🤖 AI Summary
This work addresses the performance degradation of time series foundation models (TSFMs) in zero-shot forecasting due to domain shifts. To mitigate this issue, the authors propose MixFT, a novel approach that leverages a Bayesian mixture model to partition source data into more homogeneous latent subdomains. For each inferred subdomain, a lightweight LoRA module is independently fine-tuned, enabling fine-grained adaptation of the TSFM. Unlike conventional strategies that apply uniform fine-tuning across the entire dataset or rely on predefined dataset splits, MixFT more accurately captures the distinct characteristics of individual subdomains. Extensive experiments demonstrate that MixFT significantly outperforms existing methods across multiple zero-shot forecasting tasks, thereby validating the efficacy and novelty of subdomain-specialized fine-tuning.
📝 Abstract
Time series foundation models (TSFMs) have become increasingly popular for zero-shot forecasting. However, for a new time series domain not fully covered by the pretraining set, performance can suffer. Therefore, when a practitioner cares about a new domain and has access to a set of related datasets, the question arises: how best to fine-tune a TSFM to improve zero-shot forecasting? A typical approach to this type of problem is to fine-tune a LoRA module on all datasets or separately on each dataset. Tuning a separate module on each dataset allows for the specialisation of the TSFM to different types of data distribution, by selecting differing combinations of per-dataset modules for different time series contexts. However, we find that, using per-dataset modules might not be optimal, since a time series dataset can contain data from several types of distributions, i.e. sub-domains.
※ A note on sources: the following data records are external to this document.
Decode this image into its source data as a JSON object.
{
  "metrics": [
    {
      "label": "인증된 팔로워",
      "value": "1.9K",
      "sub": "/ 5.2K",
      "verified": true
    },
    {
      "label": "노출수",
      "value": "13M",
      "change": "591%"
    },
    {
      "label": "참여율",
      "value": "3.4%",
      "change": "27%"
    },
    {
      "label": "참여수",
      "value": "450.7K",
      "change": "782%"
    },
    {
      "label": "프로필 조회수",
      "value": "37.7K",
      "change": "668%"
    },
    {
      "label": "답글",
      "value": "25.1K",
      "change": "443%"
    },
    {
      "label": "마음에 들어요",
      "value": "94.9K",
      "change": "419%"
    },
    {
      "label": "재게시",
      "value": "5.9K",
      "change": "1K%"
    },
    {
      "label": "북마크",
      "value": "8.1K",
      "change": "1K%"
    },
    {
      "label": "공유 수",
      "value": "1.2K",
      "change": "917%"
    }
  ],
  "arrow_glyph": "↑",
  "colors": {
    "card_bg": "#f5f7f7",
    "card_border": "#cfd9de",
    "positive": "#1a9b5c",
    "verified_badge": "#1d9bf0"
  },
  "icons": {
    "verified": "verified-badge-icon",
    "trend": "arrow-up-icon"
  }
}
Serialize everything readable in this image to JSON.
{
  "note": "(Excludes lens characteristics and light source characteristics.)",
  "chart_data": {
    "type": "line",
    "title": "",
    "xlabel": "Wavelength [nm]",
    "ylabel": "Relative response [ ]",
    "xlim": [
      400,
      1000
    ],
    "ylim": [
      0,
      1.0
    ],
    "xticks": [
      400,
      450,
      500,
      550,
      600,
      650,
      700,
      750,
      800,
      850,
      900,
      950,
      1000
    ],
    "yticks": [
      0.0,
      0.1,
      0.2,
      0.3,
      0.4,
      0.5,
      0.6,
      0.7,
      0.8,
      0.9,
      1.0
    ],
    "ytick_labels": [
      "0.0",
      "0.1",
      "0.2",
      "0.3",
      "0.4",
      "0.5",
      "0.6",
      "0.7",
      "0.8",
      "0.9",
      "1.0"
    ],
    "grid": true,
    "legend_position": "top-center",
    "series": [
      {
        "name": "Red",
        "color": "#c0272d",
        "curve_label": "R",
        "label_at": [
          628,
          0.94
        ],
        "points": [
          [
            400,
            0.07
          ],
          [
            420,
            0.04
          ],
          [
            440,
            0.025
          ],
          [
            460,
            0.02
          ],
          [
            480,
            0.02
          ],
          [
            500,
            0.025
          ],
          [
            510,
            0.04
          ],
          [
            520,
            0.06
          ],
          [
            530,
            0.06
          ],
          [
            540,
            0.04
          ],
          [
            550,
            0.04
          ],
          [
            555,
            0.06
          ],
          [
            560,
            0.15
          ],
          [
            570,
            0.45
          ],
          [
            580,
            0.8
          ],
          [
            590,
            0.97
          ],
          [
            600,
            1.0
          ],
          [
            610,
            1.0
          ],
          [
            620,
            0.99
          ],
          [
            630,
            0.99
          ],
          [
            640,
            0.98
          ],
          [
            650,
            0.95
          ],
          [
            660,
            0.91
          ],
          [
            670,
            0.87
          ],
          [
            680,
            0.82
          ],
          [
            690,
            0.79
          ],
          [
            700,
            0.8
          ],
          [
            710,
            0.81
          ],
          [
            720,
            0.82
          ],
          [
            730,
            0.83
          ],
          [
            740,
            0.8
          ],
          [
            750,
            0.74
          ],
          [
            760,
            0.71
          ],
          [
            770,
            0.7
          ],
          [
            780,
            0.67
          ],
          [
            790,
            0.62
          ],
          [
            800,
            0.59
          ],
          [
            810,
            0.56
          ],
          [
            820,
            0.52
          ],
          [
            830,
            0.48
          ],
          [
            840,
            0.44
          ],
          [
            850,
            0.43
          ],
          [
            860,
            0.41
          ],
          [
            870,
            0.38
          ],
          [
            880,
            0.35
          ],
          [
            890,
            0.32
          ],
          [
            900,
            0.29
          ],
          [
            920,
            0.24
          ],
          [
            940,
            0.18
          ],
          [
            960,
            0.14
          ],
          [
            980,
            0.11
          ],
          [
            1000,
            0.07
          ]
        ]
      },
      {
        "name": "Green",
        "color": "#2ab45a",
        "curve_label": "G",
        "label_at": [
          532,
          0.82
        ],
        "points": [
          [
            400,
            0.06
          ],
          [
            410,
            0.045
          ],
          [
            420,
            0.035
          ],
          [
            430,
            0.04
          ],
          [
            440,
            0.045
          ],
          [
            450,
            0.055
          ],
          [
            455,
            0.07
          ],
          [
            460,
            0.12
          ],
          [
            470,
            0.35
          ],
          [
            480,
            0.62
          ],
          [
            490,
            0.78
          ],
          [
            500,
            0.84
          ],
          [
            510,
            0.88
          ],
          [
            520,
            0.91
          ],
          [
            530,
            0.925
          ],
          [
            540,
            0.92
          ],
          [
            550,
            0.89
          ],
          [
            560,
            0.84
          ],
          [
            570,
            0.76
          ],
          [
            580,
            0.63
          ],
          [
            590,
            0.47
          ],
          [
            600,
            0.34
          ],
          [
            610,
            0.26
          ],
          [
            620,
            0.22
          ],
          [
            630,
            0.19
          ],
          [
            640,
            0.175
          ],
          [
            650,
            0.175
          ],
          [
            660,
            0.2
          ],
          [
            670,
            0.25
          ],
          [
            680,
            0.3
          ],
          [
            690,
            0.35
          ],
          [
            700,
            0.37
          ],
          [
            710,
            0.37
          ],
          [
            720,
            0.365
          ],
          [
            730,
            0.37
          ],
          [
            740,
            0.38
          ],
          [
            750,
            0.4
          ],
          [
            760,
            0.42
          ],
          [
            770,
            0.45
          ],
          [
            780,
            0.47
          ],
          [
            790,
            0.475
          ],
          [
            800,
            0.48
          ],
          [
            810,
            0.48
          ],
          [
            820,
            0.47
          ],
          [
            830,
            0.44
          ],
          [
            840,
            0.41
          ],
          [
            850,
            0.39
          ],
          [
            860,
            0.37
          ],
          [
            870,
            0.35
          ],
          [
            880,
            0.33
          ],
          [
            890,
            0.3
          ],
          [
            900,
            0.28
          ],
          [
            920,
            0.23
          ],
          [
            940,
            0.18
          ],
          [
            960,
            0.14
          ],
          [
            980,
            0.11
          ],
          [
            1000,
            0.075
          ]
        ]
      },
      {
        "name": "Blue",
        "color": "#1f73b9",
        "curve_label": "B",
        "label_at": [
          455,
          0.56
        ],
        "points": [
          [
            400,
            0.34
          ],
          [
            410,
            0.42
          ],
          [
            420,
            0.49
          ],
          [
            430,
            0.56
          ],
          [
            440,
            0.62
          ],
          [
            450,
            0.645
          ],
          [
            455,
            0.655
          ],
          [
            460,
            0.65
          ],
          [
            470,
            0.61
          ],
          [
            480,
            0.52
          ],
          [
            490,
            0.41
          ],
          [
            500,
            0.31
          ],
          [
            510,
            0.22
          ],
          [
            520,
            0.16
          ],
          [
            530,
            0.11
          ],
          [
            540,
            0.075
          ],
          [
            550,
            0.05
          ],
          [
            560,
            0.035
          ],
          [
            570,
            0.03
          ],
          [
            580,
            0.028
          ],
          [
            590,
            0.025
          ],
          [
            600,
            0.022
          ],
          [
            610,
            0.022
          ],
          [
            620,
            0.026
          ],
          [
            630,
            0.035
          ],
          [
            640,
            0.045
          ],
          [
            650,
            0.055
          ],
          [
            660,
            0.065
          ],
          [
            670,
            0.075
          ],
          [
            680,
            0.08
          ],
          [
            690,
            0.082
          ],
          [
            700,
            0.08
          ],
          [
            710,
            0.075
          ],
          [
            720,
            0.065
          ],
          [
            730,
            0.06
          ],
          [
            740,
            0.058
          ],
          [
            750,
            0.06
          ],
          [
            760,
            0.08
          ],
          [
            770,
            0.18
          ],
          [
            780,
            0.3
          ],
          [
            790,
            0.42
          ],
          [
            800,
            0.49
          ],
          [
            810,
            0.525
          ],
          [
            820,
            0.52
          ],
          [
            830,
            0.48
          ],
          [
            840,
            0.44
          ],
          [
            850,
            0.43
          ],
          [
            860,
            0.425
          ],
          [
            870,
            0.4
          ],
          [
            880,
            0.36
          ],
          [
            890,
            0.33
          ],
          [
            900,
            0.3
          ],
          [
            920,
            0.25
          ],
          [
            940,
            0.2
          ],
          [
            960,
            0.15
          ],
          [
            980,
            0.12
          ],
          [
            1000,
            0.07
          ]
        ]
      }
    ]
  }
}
This can be due to the distribution shifting or having differing distributions for different dimensions of the time series. Hence, we propose MixFT which re-divides the data using Bayesian mixtures into sets that best represent the sub-domains present in the data, and fine-tunes separately on each of these sets. This re-division of the data ensures that each set is more homogeneous, leading to fine-tuned modules focused on specific sub-domains. Our experiments show that MixFT performs better than per-dataset methods and when fine-tuning a single module on all the data. This suggests that by re-partitioning the data to represent sub-domains we can better specialise TSFMs to improve zero-shot forecasting.